Ramifying motif searches

I began using the Gibbs motif search program just to get a better estimate of 'the' USS consensus. But as I get into it (necessary to get it working effectively) I'm discovering more and more questions I can answer with it. Here are what I have so far:

1. Does the direction in which a sequence is replicated affect the consensus of its USSs? That is, do USSs whose "forward" orientation sequence is found in the leading strand during DNA replication have a slightly different consensus than those whose "reverse" orientation sequence is in the leading strand? I raised this issue at the end of an earlier post, but I haven't tested it yet. All I need to do is to get the sequence of each strand of the genome, chop them ar the origin and terminus of replication, and then put the parts together so all the leading strand sequences are in one file, and all the lagging strand sequences are in another file.

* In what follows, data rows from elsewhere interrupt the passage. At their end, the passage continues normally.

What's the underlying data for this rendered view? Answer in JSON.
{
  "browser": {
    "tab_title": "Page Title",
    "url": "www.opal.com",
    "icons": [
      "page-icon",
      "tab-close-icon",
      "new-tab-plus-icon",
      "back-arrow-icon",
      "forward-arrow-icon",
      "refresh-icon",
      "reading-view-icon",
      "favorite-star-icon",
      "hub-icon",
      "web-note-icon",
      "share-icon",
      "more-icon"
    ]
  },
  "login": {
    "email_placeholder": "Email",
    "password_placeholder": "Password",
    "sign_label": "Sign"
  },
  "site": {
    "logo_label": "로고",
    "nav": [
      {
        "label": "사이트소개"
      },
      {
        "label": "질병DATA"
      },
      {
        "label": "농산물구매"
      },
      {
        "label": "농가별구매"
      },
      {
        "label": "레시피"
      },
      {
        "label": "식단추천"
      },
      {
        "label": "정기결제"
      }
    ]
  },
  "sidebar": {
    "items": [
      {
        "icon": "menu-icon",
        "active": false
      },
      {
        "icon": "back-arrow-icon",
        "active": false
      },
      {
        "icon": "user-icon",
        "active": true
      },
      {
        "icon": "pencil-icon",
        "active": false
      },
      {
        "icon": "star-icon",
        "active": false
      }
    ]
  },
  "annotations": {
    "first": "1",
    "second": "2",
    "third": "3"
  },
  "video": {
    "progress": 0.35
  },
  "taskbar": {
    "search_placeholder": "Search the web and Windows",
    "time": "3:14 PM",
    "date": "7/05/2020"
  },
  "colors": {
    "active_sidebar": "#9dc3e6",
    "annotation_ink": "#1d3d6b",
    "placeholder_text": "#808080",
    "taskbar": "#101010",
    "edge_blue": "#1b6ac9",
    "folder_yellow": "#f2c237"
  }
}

Then run both files through the motif search.

2. For USSs in coding regions (this is most USSs), does their orientation with respect to the direction of transcription and translation affect their consensus? This seemed very easy to do, as I was able to download from TIGR a file containing the nucleotide sequences of all the H. influenzae coding regions. I had to tidy away the small number of non-ACGT bases (I replaced them with Ns, using Word) and thought I was good to go. I would just have the program search for the forward motif and for the reverse motif, and see if the two motifs were complementary. But for some reason the motif-search program has a much harder time finding a motif in the set of gene sequences than in the set of whole-genome sequences. I'm beginning to suspect that it prefers its sequences in big fragments rather than in gene-sized pieces. This seems a bit improbable, so I'll wait until I've tested it before emailing the expert for help. Tomorrow I'll test it by getting the post-doc to use her clever Perl program to chop the genome into 500bp fragments (in Fasta format), and compare how the program handles this to the usual 9kb fragments.

3. Do the bases at different positions in the motif interact with each other in a way that makes some combinations more likely than others? Put another way, in the aligned set of sequences the motif search produces, position 16 is a T 20% of the time, and position 17 is a T 44% of the time. If all else is equal, we'd expect both positions to be Ts 8.8% of the time. But if the effects of each T work together well, in a way that, for example, an A and a T don't, then more than 8.8% of the sequences might have TTs here. We can use programs designed to detect the kind of genetic interactions called 'linkage disequilibrium' to detect these effects.

We didn't know what program(s) to use, so we posted a brief description of what we wanted to do onto the 'Evoldir' emailing list, where it would be seen by almost every evolutionary biologist on the planet. We got four very helpful replies, and soon I'll understand the programs well enough to answer our question.